"'...primitivism" may represent only a "blind spot" on the radiative map.'"

This collection of papers tries to scientifically and evolutionarily explain how humans biochemically became the intellectuals they are. Written for those interested in tying together multidisciplinary sciences, this compilation fills a niche that needs filling.

The subject is complex but understandable if one is educated in basic chemistry, physics, biochemistry, and critical thinking. If a reader needs some intellectual exercise, here is a fascinating topic and interesting thread through seven papers, referencing many other scientific works. The premise is that changes in the C12:C14 ratio are evident when neurons may have divided and differentiated, possibly as a cause and effect of ionizing radiation occurring from C14 isotopes. The author writes, "This research may be relevant to social neuroscience, anthropology, psychiatry, nuclear medical technology applications, atomic safety regulations..." The thread continues from there, observing and supporting the idea that language in humans, as well as higher-order thinking and communication, coincided with geophyscially caused radiation changes.
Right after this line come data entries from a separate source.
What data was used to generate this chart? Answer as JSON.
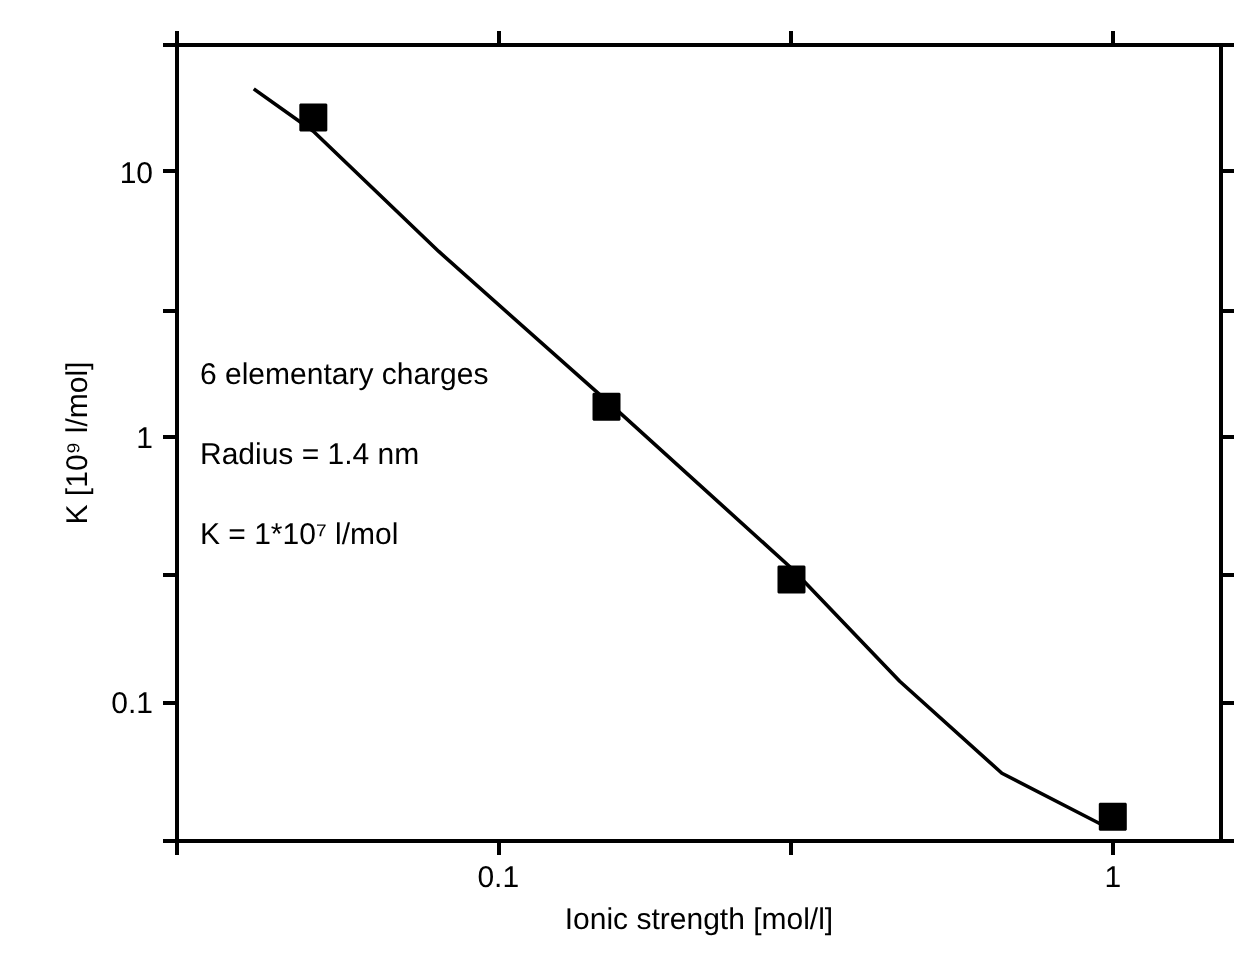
{
  "chart_data": {
    "type": "scatter",
    "xlabel": "Ionic strength [mol/l]",
    "ylabel": "K [10⁹ l/mol]",
    "log": "xy",
    "grid": false,
    "tick_labels": "xy",
    "xlim": [
      0.03,
      1.5
    ],
    "ylim": [
      0.03,
      30
    ],
    "xticks": [
      {
        "value": 0.03,
        "label": null
      },
      0.1,
      {
        "value": 0.3,
        "label": null
      },
      1
    ],
    "yticks": [
      {
        "value": 0.03,
        "label": null
      },
      0.1,
      {
        "value": 0.3,
        "label": null
      },
      1,
      {
        "value": 3,
        "label": null
      },
      10,
      {
        "value": 30,
        "label": null
      }
    ],
    "annotations": [
      "6 elementary charges",
      "Radius = 1.4 nm",
      "K = 1*10⁷ l/mol"
    ],
    "series": [
      {
        "type": "scatter",
        "marker": "square",
        "color": "#000000",
        "x": [
          0.05,
          0.15,
          0.3,
          1
        ],
        "values": [
          16,
          1.3,
          0.29,
          0.037
        ]
      },
      {
        "type": "line",
        "marker": "none",
        "line_style": "solid",
        "color": "#000000",
        "x": [
          0.04,
          0.05,
          0.08,
          0.15,
          0.3,
          0.45,
          0.66,
          0.95,
          1
        ],
        "values": [
          20.5,
          14.2,
          5.0,
          1.37,
          0.32,
          0.12,
          0.054,
          0.035,
          0.034
        ]
      }
    ]
  }
}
It is a fascinating hypothesis that sees humankind as simply a "chemical solution caught in evolution," as the famous rocker Rod Stewart eloquently croons.

In paper six, Mrejeru summarizes, "This paper aims to demonstrate, with hopefully robust arguments, that a unique chain of geophysical events (starting 43,000 years ago) influenced the Homo sapiens brain, transforming its mental setup, which resulted in a language-ready brain. This transformation led to a new species, which is distinct from the original Homo sapiens. I have called this new species Homo loquens because of its unique mental abilities based on language."

The author guides readers through different works leading to the thought-provoking evidence and conclusions of how and why humans evolved into intensely thinking sapiens. Mrejeru comes through with a well-organized and well-written body of work.